Por supuesto, a cualquiera se le ocurre pensar que, de entrada al menos, no vendría mal adoptar una actitud de sospecha ante semejantes noticias. Todo lo relacionado con el sexo tiene morbo. Y si además es asunto de curas, monjas, frailes, obispos…, entonces el morbo resulta aún más morboso. Esto es cierto. Pero también es verdad que muchas de esas informaciones no hacen sino reproducir hechos probados ante los tribunales de justicia. Porque – no lo olvidemos – cuando hablamos de estas morbosidades, estamos hablando, no sólo de un «pecado», sino además de un «delito», que ha sido denunciado, juzgado y condenado en un tribunal de justicia.

Por lo demás, si es cierto que con frecuencia nos hablan de «gente de Iglesia» que ha cometido abusos con criaturas inocentes, no es menos verdad que hay fundadas razones para sospechar que lo que conocemos, en esta materia, no es sino la punta de iceberg. Lo que está oculto es probablemente más, bastante más, que lo que se sabe.

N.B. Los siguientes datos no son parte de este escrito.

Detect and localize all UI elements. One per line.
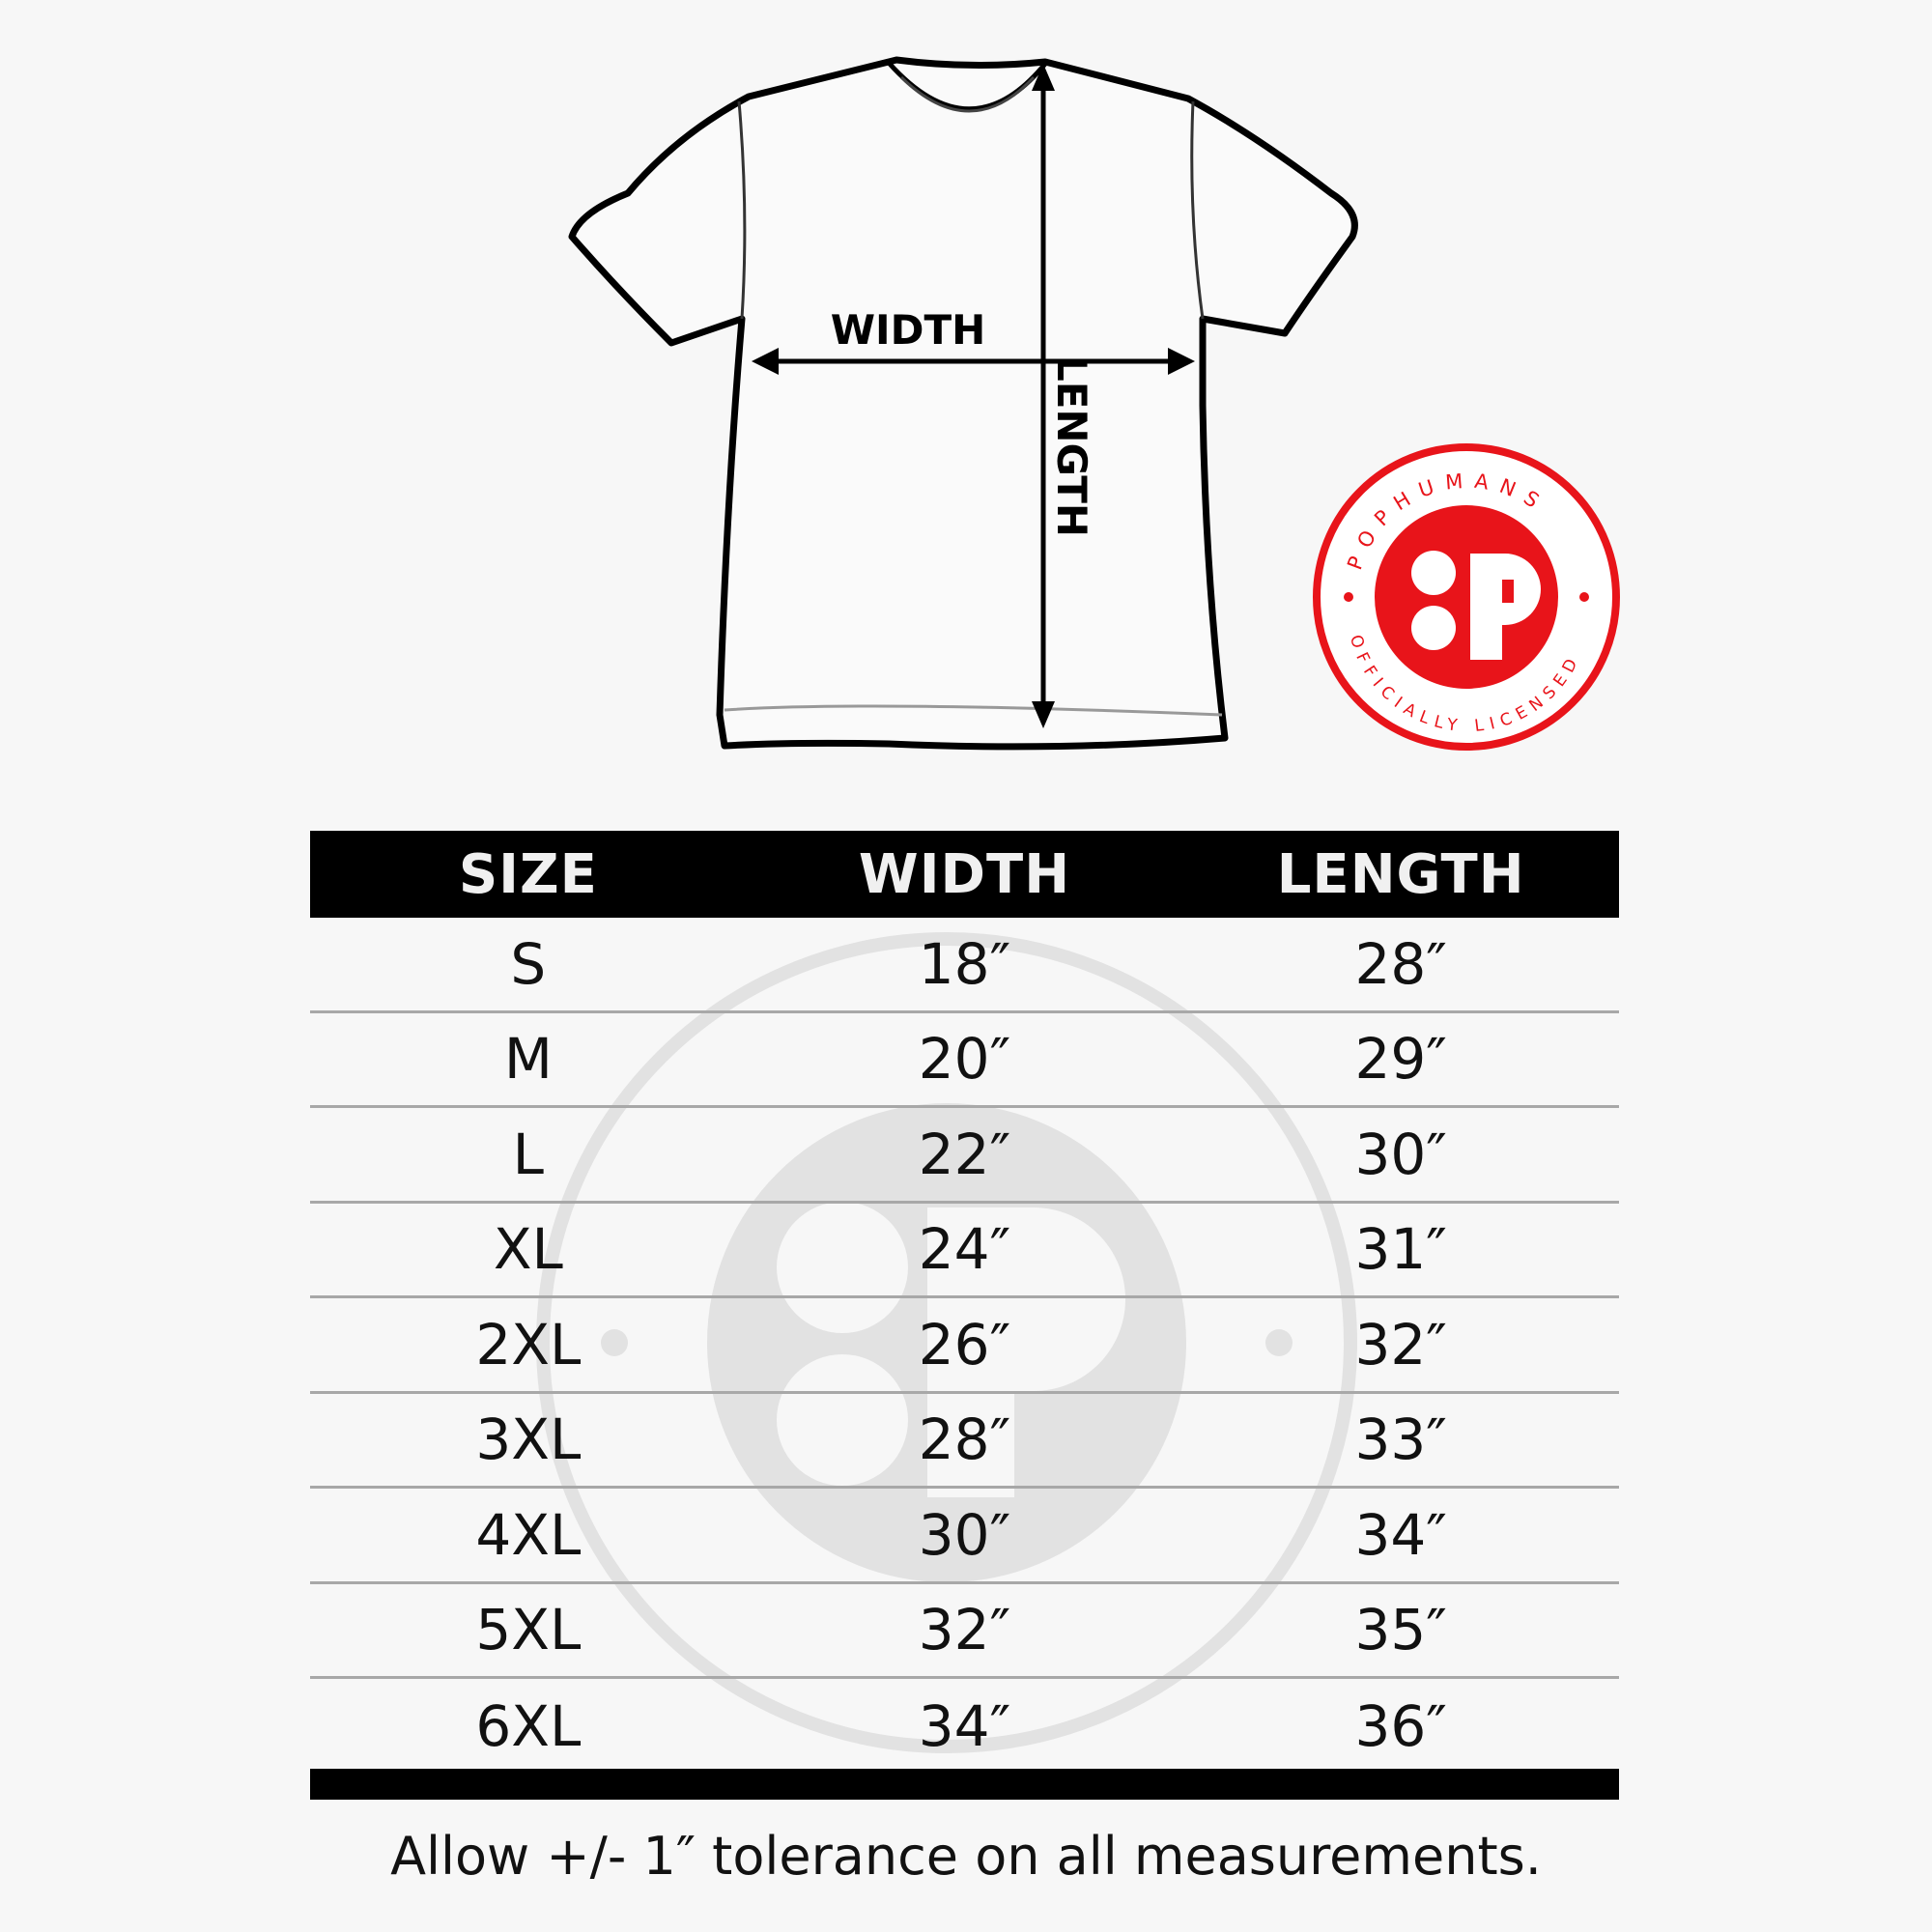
table-row: L 22″ 30″ [310, 1108, 1619, 1204]
table-row: 3XL 28″ 33″ [310, 1394, 1619, 1489]
tolerance-note: Allow +/- 1″ tolerance on all measuremen… [390, 1826, 1542, 1887]
table-body: S 18″ 28″ M 20″ 29″ L 22″ 30″ XL 24″ 31″ 2XL 26″ 32″ 3X… [310, 918, 1619, 1775]
cell-length: 35″ [1354, 1597, 1447, 1663]
cell-length: 33″ [1354, 1406, 1447, 1473]
cell-length: 36″ [1354, 1693, 1447, 1760]
cell-length: 30″ [1354, 1121, 1447, 1187]
size-chart-table: SIZE WIDTH LENGTH S 18″ 28″ M 20″ 29″ L 22″ 30″ X… [310, 831, 1619, 1800]
cell-width: 18″ [918, 930, 1011, 997]
table-row: 2XL 26″ 32″ [310, 1298, 1619, 1394]
table-row: 6XL 34″ 36″ [310, 1679, 1619, 1775]
cell-size: S [510, 930, 547, 997]
header-width: WIDTH [858, 842, 1071, 906]
header-length: LENGTH [1276, 842, 1525, 906]
cell-length: 28″ [1354, 930, 1447, 997]
cell-width: 22″ [918, 1121, 1011, 1187]
length-label: LENGTH [1048, 355, 1095, 537]
table-row: M 20″ 29″ [310, 1013, 1619, 1108]
cell-size: 4XL [475, 1501, 582, 1568]
cell-width: 30″ [918, 1501, 1011, 1568]
cell-width: 34″ [918, 1693, 1011, 1760]
table-row: S 18″ 28″ [310, 918, 1619, 1013]
cell-width: 26″ [918, 1311, 1011, 1378]
cell-length: 32″ [1354, 1311, 1447, 1378]
tshirt-diagram: WIDTH LENGTH [568, 56, 1358, 751]
cell-size: M [503, 1026, 553, 1093]
cell-width: 32″ [918, 1597, 1011, 1663]
table-row: XL 24″ 31″ [310, 1204, 1619, 1298]
cell-length: 31″ [1354, 1216, 1447, 1283]
width-label: WIDTH [831, 306, 986, 354]
table-row: 5XL 32″ 35″ [310, 1584, 1619, 1679]
table-bottom-bar [310, 1768, 1619, 1800]
pophumans-badge: POPHUMANS OFFICIALLY LICENSED [1313, 443, 1620, 751]
cell-size: 3XL [475, 1406, 582, 1473]
watermark-logo [536, 932, 1357, 1753]
cell-size: 5XL [475, 1597, 582, 1663]
cell-width: 20″ [918, 1026, 1011, 1093]
cell-width: 28″ [918, 1406, 1011, 1473]
tshirt-outline [568, 56, 1358, 751]
cell-size: L [512, 1121, 544, 1187]
cell-width: 24″ [918, 1216, 1011, 1283]
table-header: SIZE WIDTH LENGTH [310, 831, 1619, 918]
cell-length: 29″ [1354, 1026, 1447, 1093]
cell-length: 34″ [1354, 1501, 1447, 1568]
cell-size: XL [493, 1216, 563, 1283]
table-row: 4XL 30″ 34″ [310, 1489, 1619, 1584]
cell-size: 6XL [475, 1693, 582, 1760]
cell-size: 2XL [475, 1311, 582, 1378]
header-size: SIZE [458, 842, 598, 906]
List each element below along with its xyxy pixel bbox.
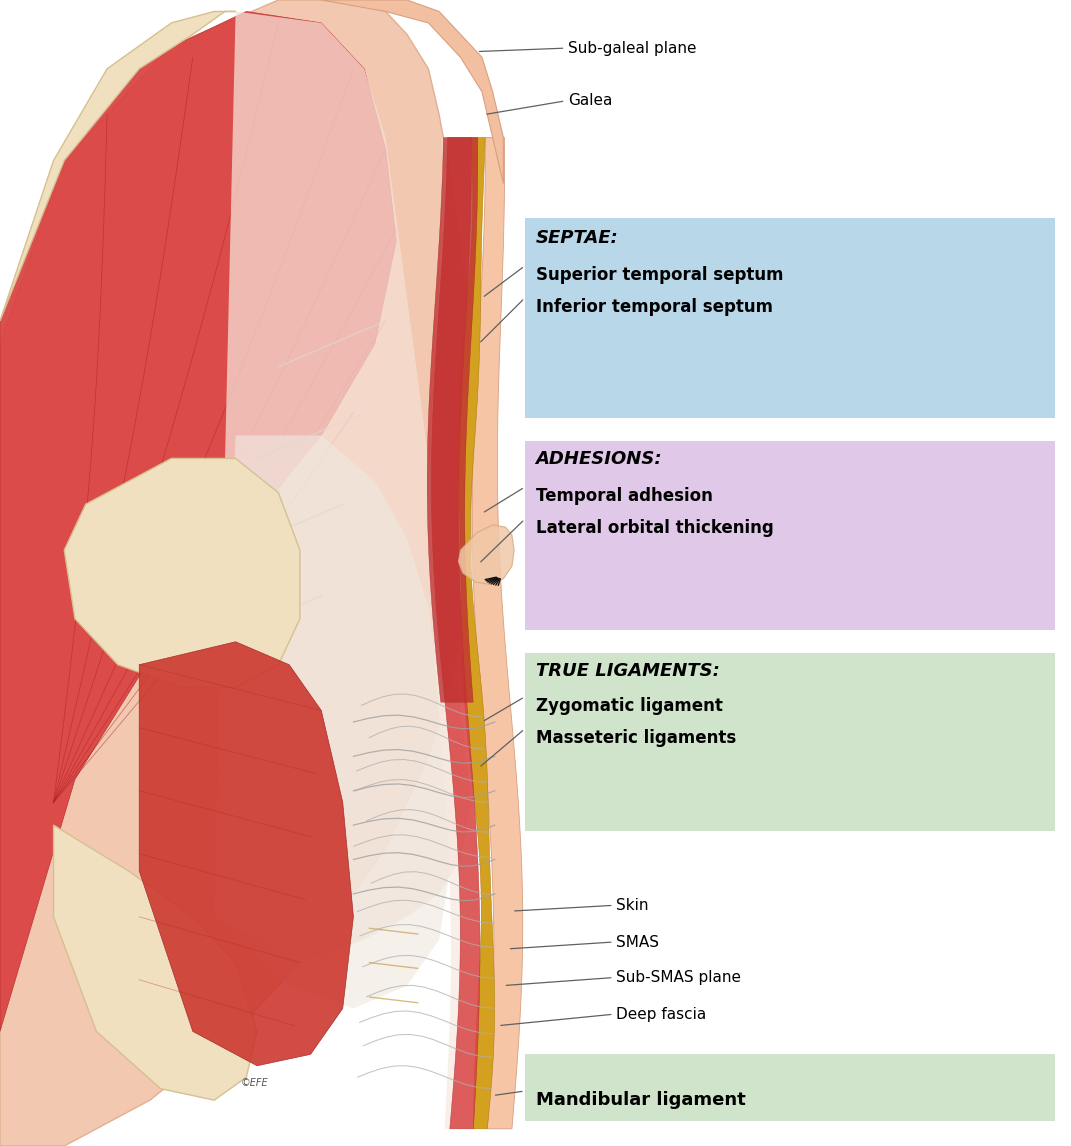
FancyBboxPatch shape (525, 653, 1055, 831)
Polygon shape (321, 0, 503, 183)
Polygon shape (0, 11, 236, 321)
Text: Superior temporal septum: Superior temporal septum (536, 266, 783, 284)
Polygon shape (472, 138, 523, 1129)
Text: Inferior temporal septum: Inferior temporal septum (536, 298, 772, 316)
FancyBboxPatch shape (525, 1054, 1055, 1121)
Text: ADHESIONS:: ADHESIONS: (536, 450, 662, 469)
Text: Sub-SMAS plane: Sub-SMAS plane (616, 970, 741, 986)
Text: TRUE LIGAMENTS:: TRUE LIGAMENTS: (536, 662, 720, 681)
Polygon shape (0, 0, 482, 1146)
Polygon shape (429, 138, 461, 1129)
Polygon shape (458, 525, 514, 584)
Polygon shape (214, 11, 471, 963)
Text: Galea: Galea (568, 93, 612, 109)
Text: Skin: Skin (616, 897, 648, 913)
Text: Sub-galeal plane: Sub-galeal plane (568, 40, 696, 56)
Polygon shape (139, 642, 353, 1066)
Text: SMAS: SMAS (616, 934, 659, 950)
Text: SEPTAE:: SEPTAE: (536, 229, 618, 248)
Polygon shape (458, 138, 495, 1129)
Text: Deep fascia: Deep fascia (616, 1006, 706, 1022)
FancyBboxPatch shape (525, 441, 1055, 630)
Text: Lateral orbital thickening: Lateral orbital thickening (536, 519, 773, 537)
Polygon shape (427, 138, 478, 702)
Text: Mandibular ligament: Mandibular ligament (536, 1091, 745, 1109)
Polygon shape (214, 435, 450, 1008)
Text: Masseteric ligaments: Masseteric ligaments (536, 729, 736, 747)
FancyBboxPatch shape (525, 218, 1055, 418)
Polygon shape (432, 138, 480, 1129)
Text: ©EFE: ©EFE (241, 1078, 269, 1089)
Polygon shape (54, 825, 257, 1100)
Text: Temporal adhesion: Temporal adhesion (536, 487, 712, 505)
Polygon shape (0, 11, 396, 1031)
Text: Zygomatic ligament: Zygomatic ligament (536, 697, 722, 715)
Polygon shape (64, 458, 300, 688)
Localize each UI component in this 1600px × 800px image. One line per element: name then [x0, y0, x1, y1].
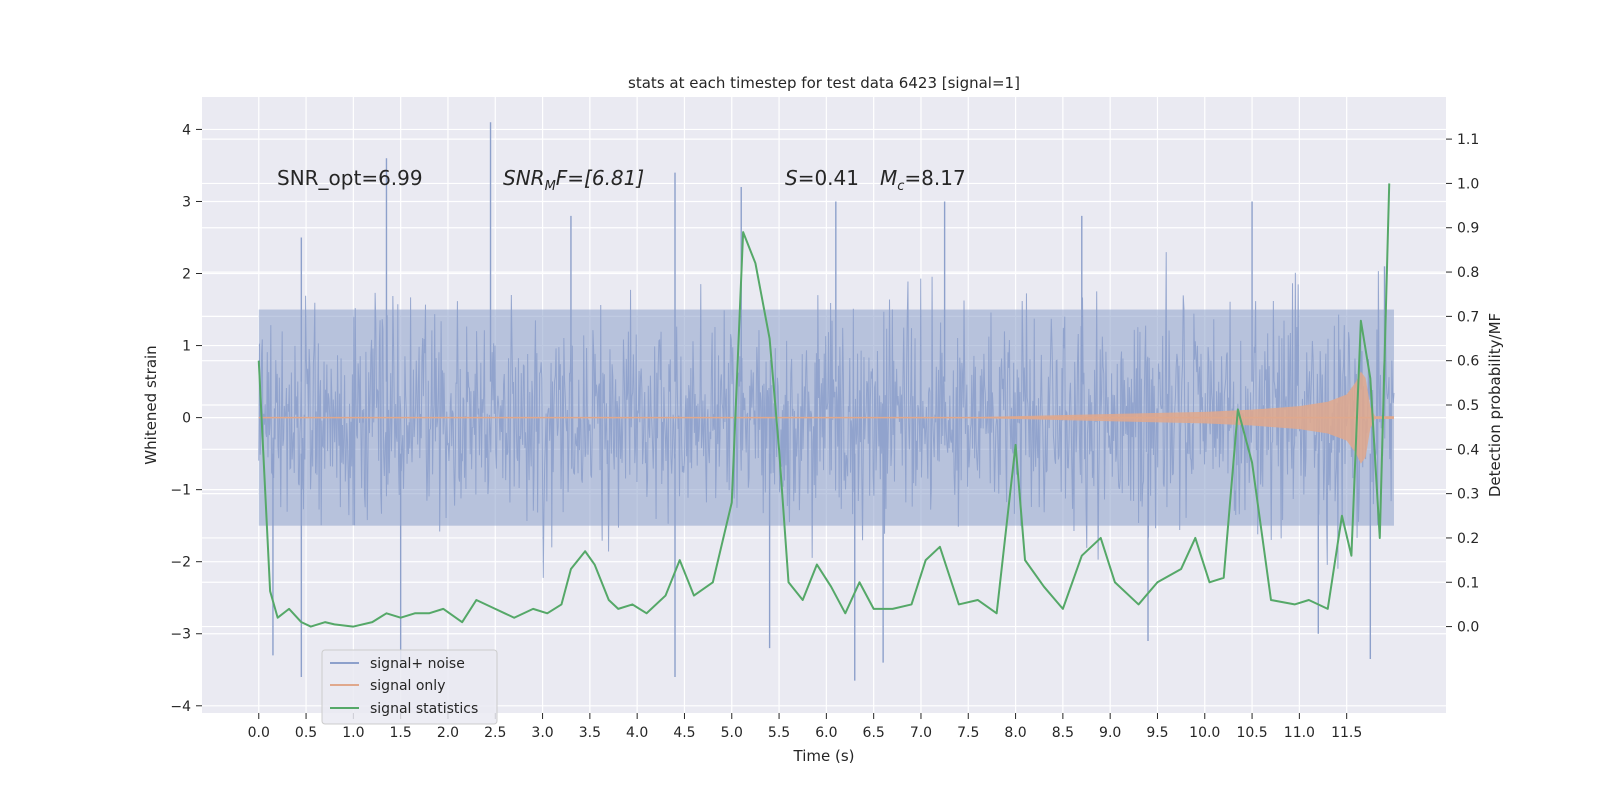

También hay laicos que son responsables de este tipo de delitos. Y, dado que hay muchos más laicos que clérigos, no es nigún despropósito pensar que, seguramente, son muchos más los abusos de pederastia cometidos por laicos que los que se atribuyen a curas y religiosos. De todas maneras, todos sabemos que las denuncias ante los juzgados, de las que nos enteramos, suelen tener como responsables a personas que provienen del clero que a gente del laicado.

Y, en cualquier caso, lo que resulta chocante, en este turbio asunto, es que (como he dicho antes) quienes tanto alogian la pureza, los que tanto la enaltecen, la exigen, la imponen y, por profesión pública, la practican, precisamente ellos forman el gremio del que, con relativa frecuencia, saltan escándalos que dan que hablar y, por eso mismo, le hace tanto daño a la causa que defienden, desprestigian a la Iglesia, maltratan a la religión y, sobre todo y ante todo, son delincuentes que deberían acabar en la cárcel.

En estos días se habla hasta de un hermano del papa, más anciano que el anciano pontífice, del que ahora se dice que quizá tuvo implicación en hechos lamentables relacionados con el abuso de niños. No me cabe en la cabeza que este venerable anciano haya cometido delitos de este tipo. ¿Fue, más bien, el ocultamiento de hechos detestables que, en tiempos pasados, se creía más conveniente taparlos que airearlos? Posiblemente. Pero, siendo honestos y coherentes, digamos abiertamente que los responsables de ocultamiento posiblemente actuaron con buena intención, más aún, es casi seguro que, en no pocos casos, pensaban que los trapos sucios se lavan en casa y no se enseñan.

Pero, si es que eso es cierto, confieso que semejante conducta es mucho más lamentable. Porque, en el fondo, nos viene a decir que en la Iglesia hay bastante gante que, por no dañar a la Iglesia, no duda en dejar tirados en la cuneta a seres inocentes. ¡Eso sí que es una monstruosidad! Y lo peor del caso es que, posiblemente, hay personas que se sentirán profundamente irritadas cuando estén leyendo esto. Lo siento de verdad. Perdonen de verdad. Pero, por favor, piensen el destrozo irreparable que arrastran durante casi toda su vida quienes, siendo niños, sufrieron este tipo de agresiones y escándalos. Si esto ayuda a remediar, algo por lo menos, semejantes salvajadas, algo bueno estamos haciendo. Y tenemos la obligación de hacerlo.